According to a statement issued on Friday, November 7, the upgrade reflects Ghana’s gradually strengthening balance of payments and fiscal positions, which have been supported by resilient growth of the domestic economy as well as favorable terms of trade, including prices for gold and cocoa.
Those two items account for over 60% of Ghana’s exports.
“We forecast that Ghana’s gross international reserves will strengthen to $10.4 billion (9% of GDP) at the end of 2025 from $6.8 billion a year earlier,” S&P noted.

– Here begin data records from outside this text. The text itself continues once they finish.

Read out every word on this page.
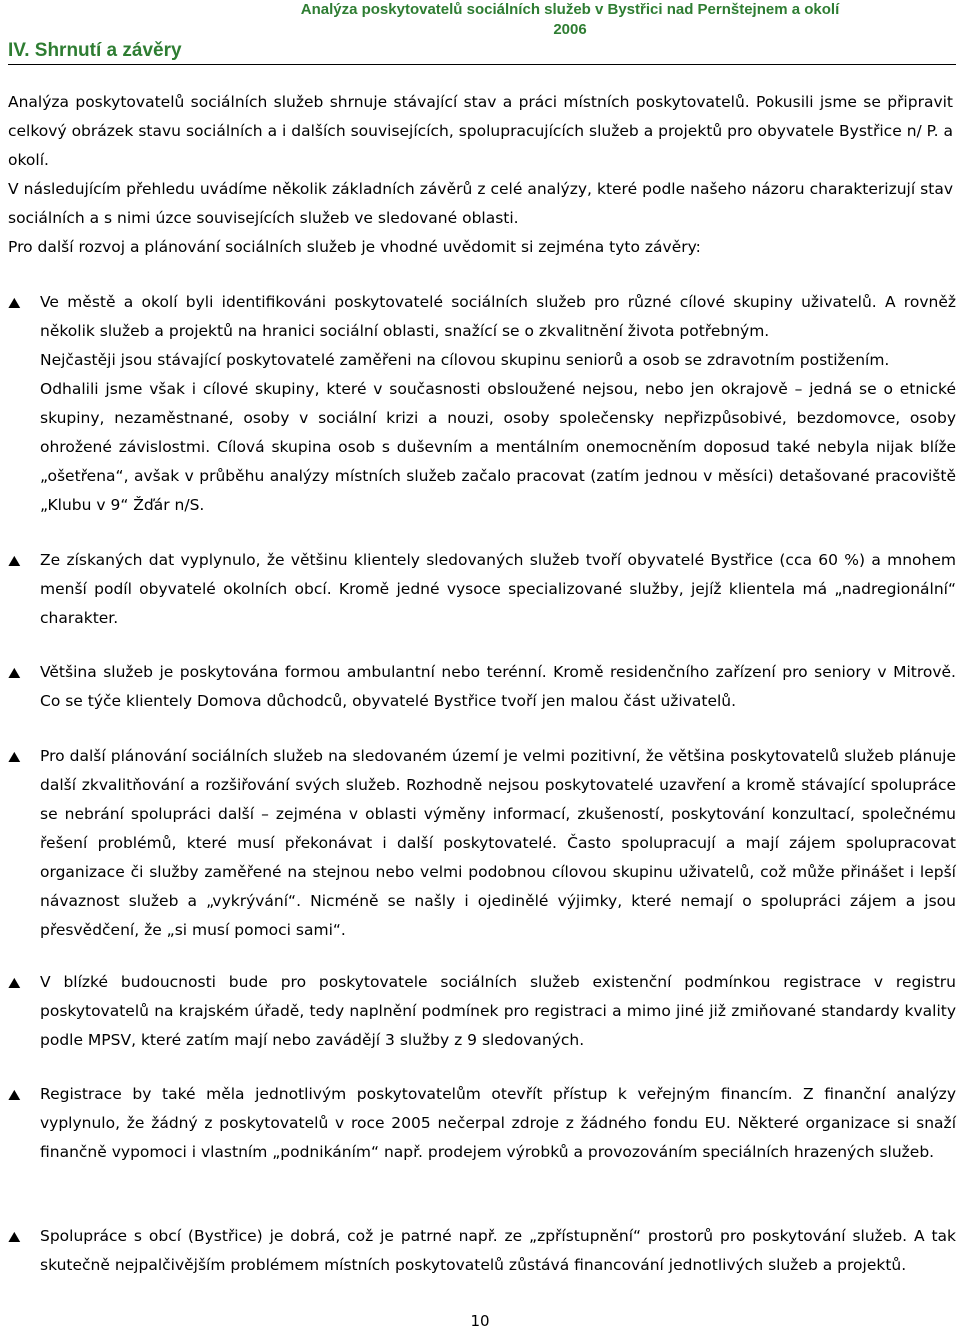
Analýza poskytovatelů sociálních služeb v Bystřici nad Pernštejnem a okolí
2006
IV. Shrnutí a závěry

Analýza poskytovatelů sociálních služeb shrnuje stávající stav a práci místních poskytovatelů. Pokusili jsme se připravit celkový obrázek stavu sociálních a i dalších souvisejících, spolupracujících služeb a projektů pro obyvatele Bystřice n/ P. a okolí.

V následujícím přehledu uvádíme několik základních závěrů z celé analýzy, které podle našeho názoru charakterizují stav sociálních a s nimi úzce souvisejících služeb ve sledované oblasti.

Pro další rozvoj a plánování sociálních služeb je vhodné uvědomit si zejména tyto závěry:

⛰	Ve městě a okolí byli identifikováni poskytovatelé sociálních služeb pro různé cílové skupiny uživatelů. A rovněž několik služeb a projektů na hranici sociální oblasti, snažící se o zkvalitnění života potřebným.

Nejčastěji jsou stávající poskytovatelé zaměřeni na cílovou skupinu seniorů a osob se zdravotním postižením.

Odhalili jsme však i cílové skupiny, které v současnosti obsloužené nejsou, nebo jen okrajově – jedná se o etnické skupiny, nezaměstnané, osoby v sociální krizi a nouzi, osoby společensky nepřizpůsobivé, bezdomovce, osoby ohrožené závislostmi. Cílová skupina osob s duševním a mentálním onemocněním doposud také nebyla nijak blíže „ošetřena“, avšak v průběhu analýzy místních služeb začalo pracovat (zatím jednou v měsíci) detašované pracoviště „Klubu v 9“ Žďár n/S.

⛰	Ze získaných dat vyplynulo, že většinu klientely sledovaných služeb tvoří obyvatelé Bystřice (cca 60 %) a mnohem menší podíl obyvatelé okolních obcí. Kromě jedné vysoce specializované služby, jejíž klientela má „nadregionální“ charakter.

⛰	Většina služeb je poskytována formou ambulantní nebo terénní. Kromě residenčního zařízení pro seniory v Mitrově. Co se týče klientely Domova důchodců, obyvatelé Bystřice tvoří jen malou část uživatelů.

⛰	Pro další plánování sociálních služeb na sledovaném území je velmi pozitivní, že většina poskytovatelů služeb plánuje další zkvalitňování a rozšiřování svých služeb. Rozhodně nejsou poskytovatelé uzavření a kromě stávající spolupráce se nebrání spolupráci další – zejména v oblasti výměny informací, zkušeností, poskytování konzultací, společnému řešení problémů, které musí překonávat i další poskytovatelé. Často spolupracují a mají zájem spolupracovat organizace či služby zaměřené na stejnou nebo velmi podobnou cílovou skupinu uživatelů, což může přinášet i lepší návaznost služeb a „vykrývání“. Nicméně se našly i ojedinělé výjimky, které nemají o spolupráci zájem a jsou přesvědčení, že „si musí pomoci sami“.

⛰	V blízké budoucnosti bude pro poskytovatele sociálních služeb existenční podmínkou registrace v registru poskytovatelů na krajském úřadě, tedy naplnění podmínek pro registraci a mimo jiné již zmiňované standardy kvality podle MPSV, které zatím mají nebo zavádějí 3 služby z 9 sledovaných.

⛰	Registrace by také měla jednotlivým poskytovatelům otevřít přístup k veřejným financím. Z finanční analýzy vyplynulo, že žádný z poskytovatelů v roce 2005 nečerpal zdroje z žádného fondu EU. Některé organizace si snaží finančně vypomoci i vlastním „podnikáním“ např. prodejem výrobků a provozováním speciálních hrazených služeb.

⛰	Spolupráce s obcí (Bystřice) je dobrá, což je patrné např. ze „zpřístupnění“ prostorů pro poskytování služeb. A tak skutečně nejpalčivějším problémem místních poskytovatelů zůstává financování jednotlivých služeb a projektů.

10
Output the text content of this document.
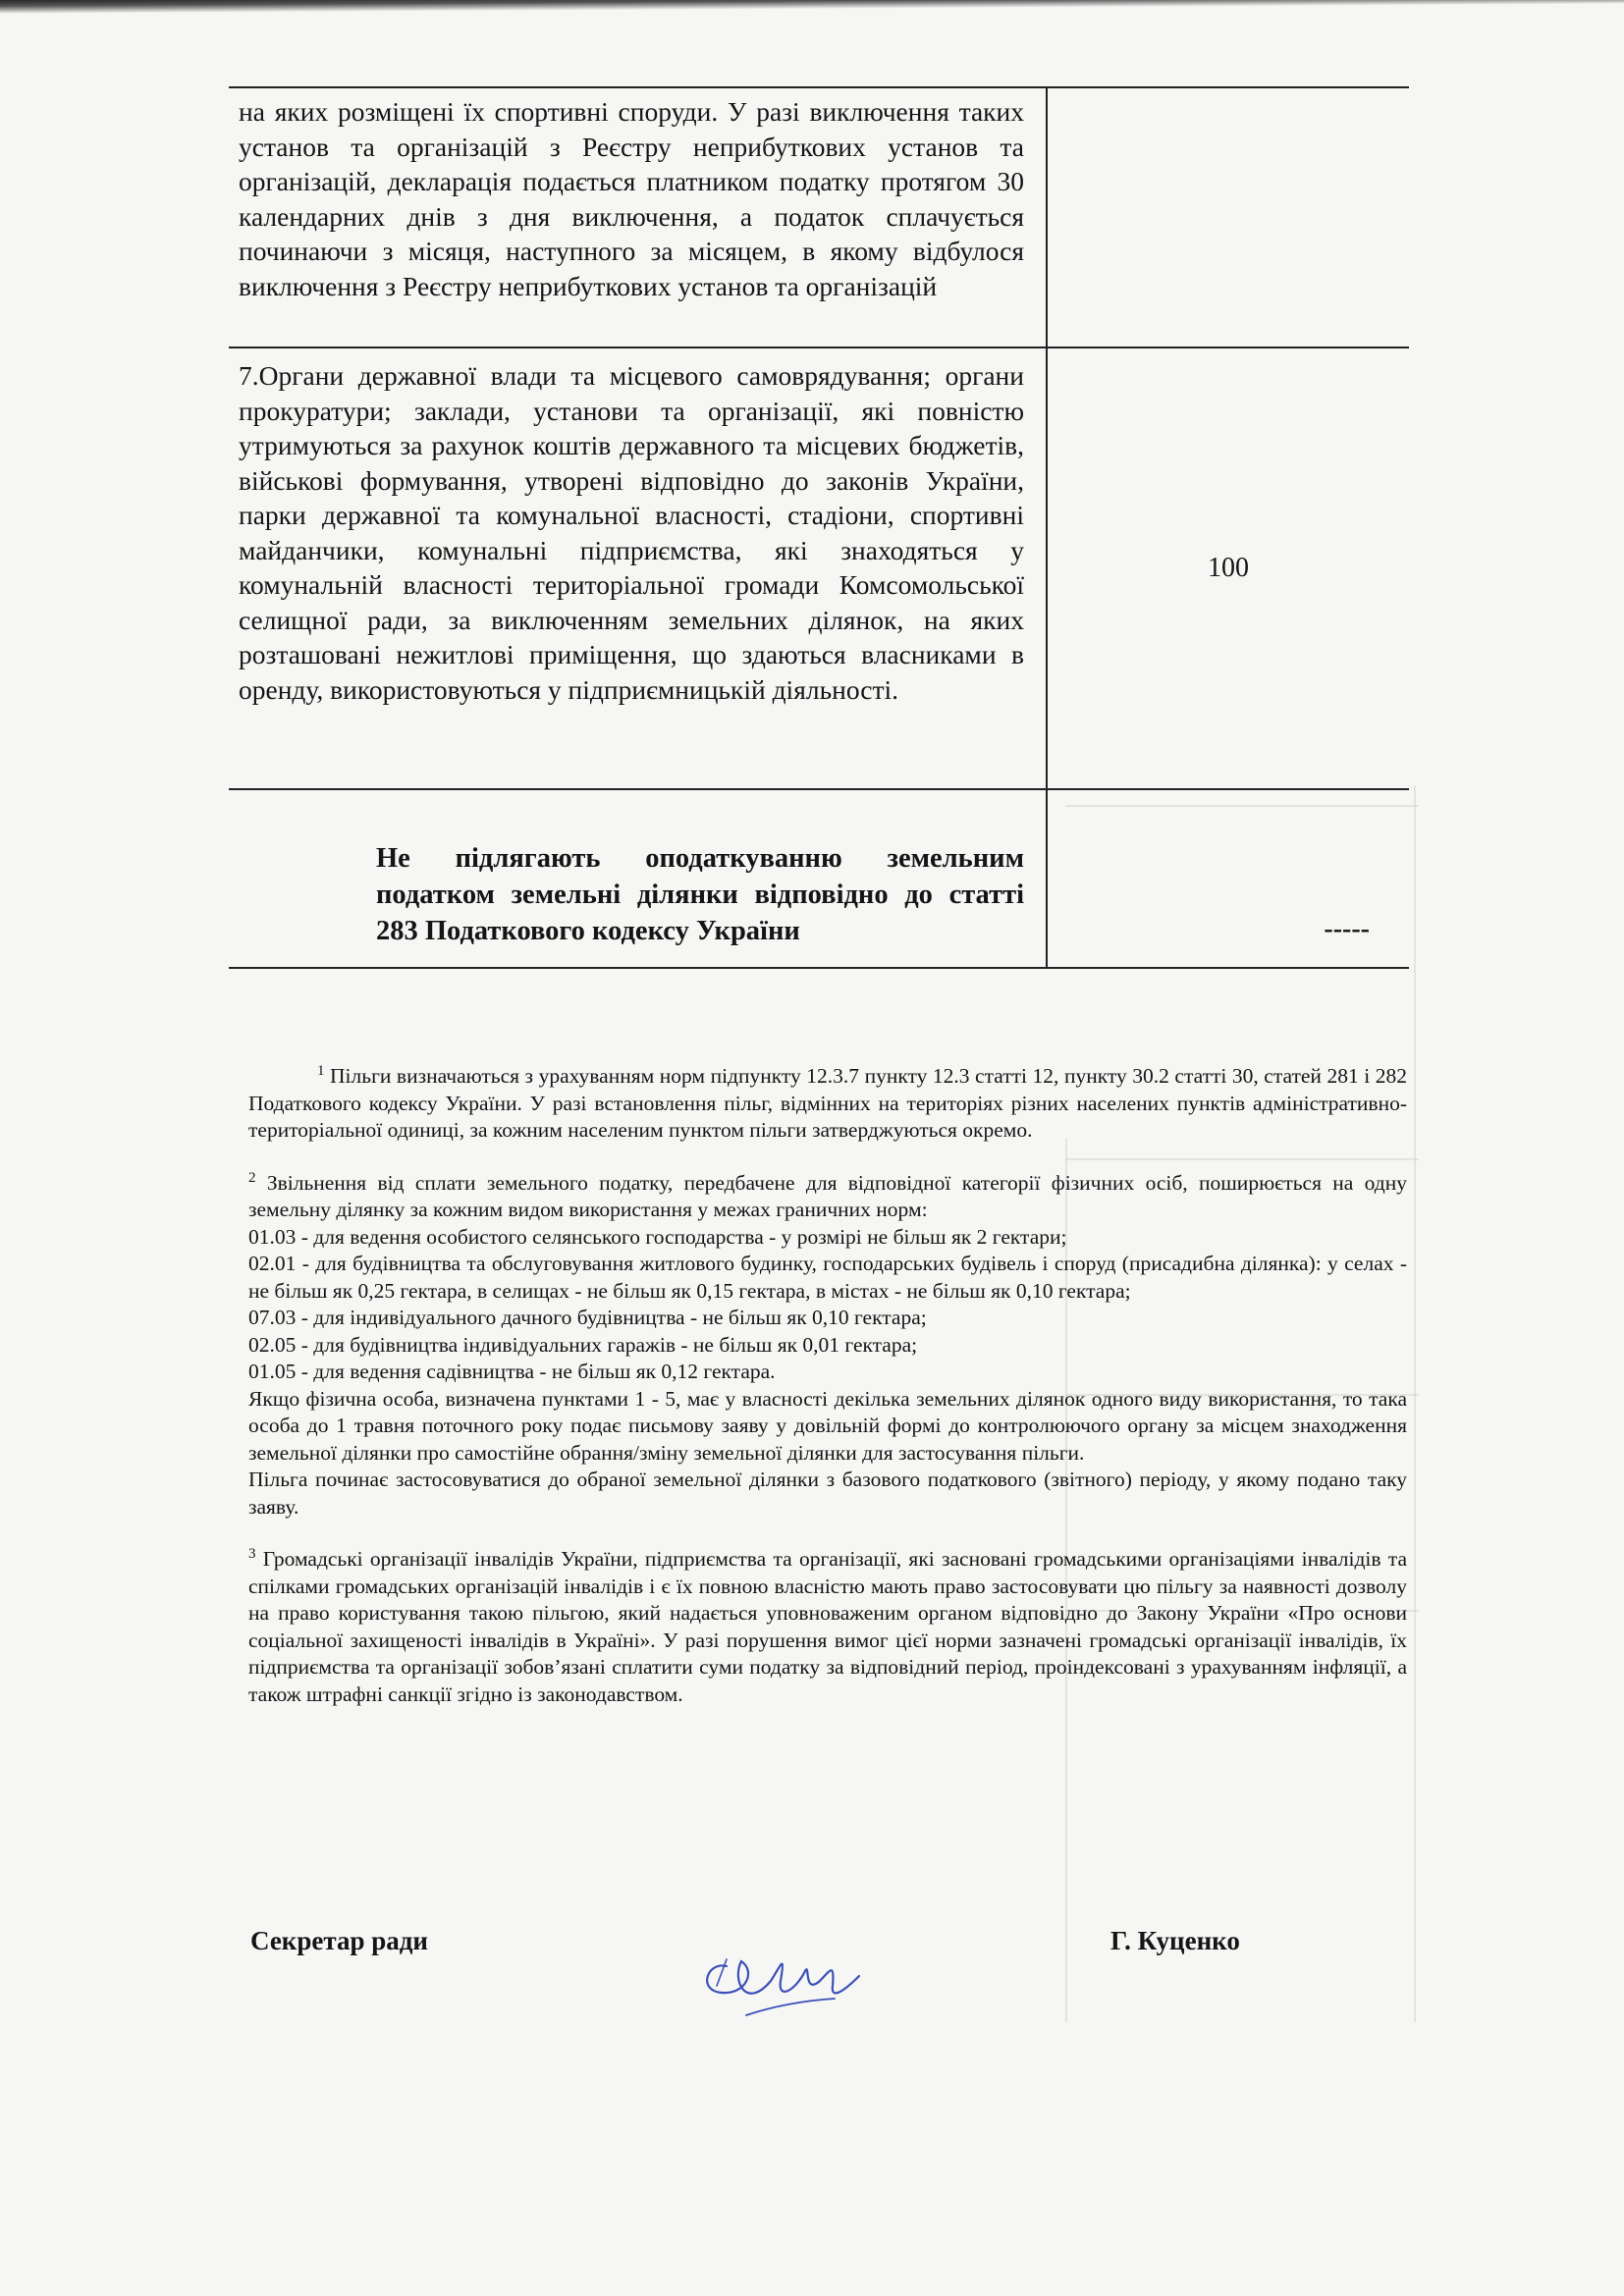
на яких розміщені їх спортивні споруди. У разі виключення таких установ та організацій з Реєстру неприбуткових установ та організацій, декларація подається платником податку протягом 30 календарних днів з дня виключення, а податок сплачується починаючи з місяця, наступного за місяцем, в якому відбулося виключення з Реєстру неприбуткових установ та організацій	

7.Органи державної влади та місцевого самоврядування; органи прокуратури; заклади, установи та організації, які повністю утримуються за рахунок коштів державного та місцевих бюджетів, військові формування, утворені відповідно до законів України, парки державної та комунальної власності, стадіони, спортивні майданчики, комунальні підприємства, які знаходяться у комунальній власності територіальної громади Комсомольської селищної ради, за виключенням земельних ділянок, на яких розташовані нежитлові приміщення, що здаються власниками в оренду, використовуються у підприємницькій діяльності.	100

Не підлягають оподаткуванню земельним податком земельні ділянки відповідно до статті 283 Податкового кодексу України	-----

$^1$ Пільги визначаються з урахуванням норм підпункту 12.3.7 пункту 12.3 статті 12, пункту 30.2 статті 30, статей 281 і 282 Податкового кодексу України. У разі встановлення пільг, відмінних на територіях різних населених пунктів адміністративно-територіальної одиниці, за кожним населеним пунктом пільги затверджуються окремо.

$^2$ Звільнення від сплати земельного податку, передбачене для відповідної категорії фізичних осіб, поширюється на одну земельну ділянку за кожним видом використання у межах граничних норм:

01.03 - для ведення особистого селянського господарства - у розмірі не більш як 2 гектари;

02.01 - для будівництва та обслуговування житлового будинку, господарських будівель і споруд (присадибна ділянка): у селах - не більш як 0,25 гектара, в селищах - не більш як 0,15 гектара, в містах - не більш як 0,10 гектара;

07.03 - для індивідуального дачного будівництва - не більш як 0,10 гектара;

02.05 - для будівництва індивідуальних гаражів - не більш як 0,01 гектара;

01.05 - для ведення садівництва - не більш як 0,12 гектара.

Якщо фізична особа, визначена пунктами 1 - 5, має у власності декілька земельних ділянок одного виду використання, то така особа до 1 травня поточного року подає письмову заяву у довільній формі до контролюючого органу за місцем знаходження земельної ділянки про самостійне обрання/зміну земельної ділянки для застосування пільги.

Пільга починає застосовуватися до обраної земельної ділянки з базового податкового (звітного) періоду, у якому подано таку заяву.

$^3$ Громадські організації інвалідів України, підприємства та організації, які засновані громадськими організаціями інвалідів та спілками громадських організацій інвалідів і є їх повною власністю мають право застосовувати цю пільгу за наявності дозволу на право користування такою пільгою, який надається уповноваженим органом відповідно до Закону України «Про основи соціальної захищеності інвалідів в Україні». У разі порушення вимог цієї норми зазначені громадські організації інвалідів, їх підприємства та організації зобов’язані сплатити суми податку за відповідний період, проіндексовані з урахуванням інфляції, а також штрафні санкції згідно із законодавством.

Секретар ради	Г. Куценко
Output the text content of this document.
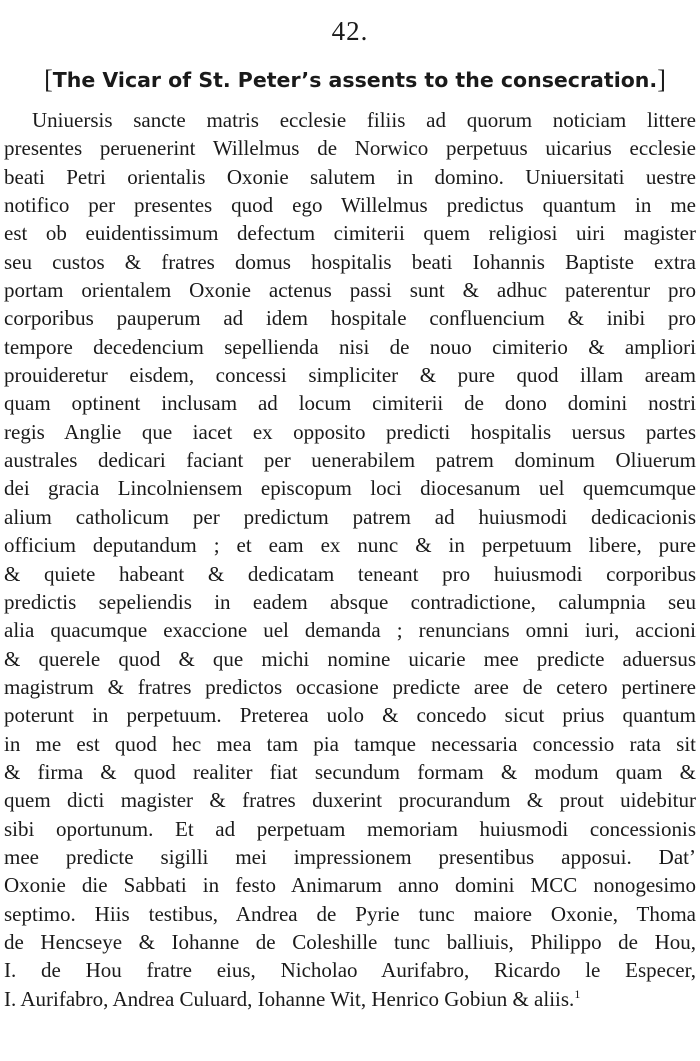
42.
[The Vicar of St. Peter’s assents to the consecration.]
Uniuersis sancte matris ecclesie filiis ad quorum noticiam littere
presentes peruenerint Willelmus de Norwico perpetuus uicarius ecclesie
beati Petri orientalis Oxonie salutem in domino. Uniuersitati uestre
notifico per presentes quod ego Willelmus predictus quantum in me
est ob euidentissimum defectum cimiterii quem religiosi uiri magister
seu custos & fratres domus hospitalis beati Iohannis Baptiste extra
portam orientalem Oxonie actenus passi sunt & adhuc paterentur pro
corporibus pauperum ad idem hospitale confluencium & inibi pro
tempore decedencium sepellienda nisi de nouo cimiterio & ampliori
prouideretur eisdem, concessi simpliciter & pure quod illam aream
quam optinent inclusam ad locum cimiterii de dono domini nostri
regis Anglie que iacet ex opposito predicti hospitalis uersus partes
australes dedicari faciant per uenerabilem patrem dominum Oliuerum
dei gracia Lincolniensem episcopum loci diocesanum uel quemcumque
alium catholicum per predictum patrem ad huiusmodi dedicacionis
officium deputandum ; et eam ex nunc & in perpetuum libere, pure
& quiete habeant & dedicatam teneant pro huiusmodi corporibus
predictis sepeliendis in eadem absque contradictione, calumpnia seu
alia quacumque exaccione uel demanda ; renuncians omni iuri, accioni
& querele quod & que michi nomine uicarie mee predicte aduersus
magistrum & fratres predictos occasione predicte aree de cetero pertinere
poterunt in perpetuum. Preterea uolo & concedo sicut prius quantum
in me est quod hec mea tam pia tamque necessaria concessio rata sit
& firma & quod realiter fiat secundum formam & modum quam &
quem dicti magister & fratres duxerint procurandum & prout uidebitur
sibi oportunum. Et ad perpetuam memoriam huiusmodi concessionis
mee predicte sigilli mei impressionem presentibus apposui. Dat’
Oxonie die Sabbati in festo Animarum anno domini MCC nonogesimo
septimo. Hiis testibus, Andrea de Pyrie tunc maiore Oxonie, Thoma
de Hencseye & Iohanne de Coleshille tunc balliuis, Philippo de Hou,
I. de Hou fratre eius, Nicholao Aurifabro, Ricardo le Especer,
I. Aurifabro, Andrea Culuard, Iohanne Wit, Henrico Gobiun & aliis.$^1$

“We also note that Ghana’s new government, which came to power in December 2024, is enacting policies to safeguard against fiscal slippages, which were frequent.
“This includes a mandated 1.5% of GDP primary surplus on an annual basis, for debt to be brought to 45% of GDP by 2034, as well as a proactive framework for correcting future fiscal deviations.”
S&P observed that Ghana’s inflation was forecast to remain under 10% from over 20% at the start of 2025 while the Cedi has appreciated by about 30% compared with the U.S. dollar so far this year.
The country is also said to have made substantial progress in restructuring its government debt following the default in December 2022.
“In particular, Ghana successfully completed deals for exchanging its local currency government debt in 2023 as well as $13.1 billion worth of Eurobonds in October 2024.
“We understand that the authorities are currently in talks to finalize the restructuring of the remaining $5 billion worth of official and commercial debt, which constitutes about 7% of total public debt, subject to restructuring negotiations with the rest thus already settled.”
Despite the positive outlook, S&P insist that its rating of Ghana is constrained by weak institutional arrangements, elevated government debt levels and debt service costs.
“The economy is susceptible to erratic weather and external shocks, particularly given its reliance on agriculture (20% of GDP) and gold exports (over 60% of goods exports in first half 2025).
“These could face pressure should prices fall more significantly than we currently anticipate.
“We also note that fiscal reforms are still in their early stages and are thus untested through election cycles, with risks of fiscal slippages through 2028.”
It expects the 2026 budget statement, to be presented in Parliament on Thursday, “to broadly maintain the ongoing fiscal improvements”.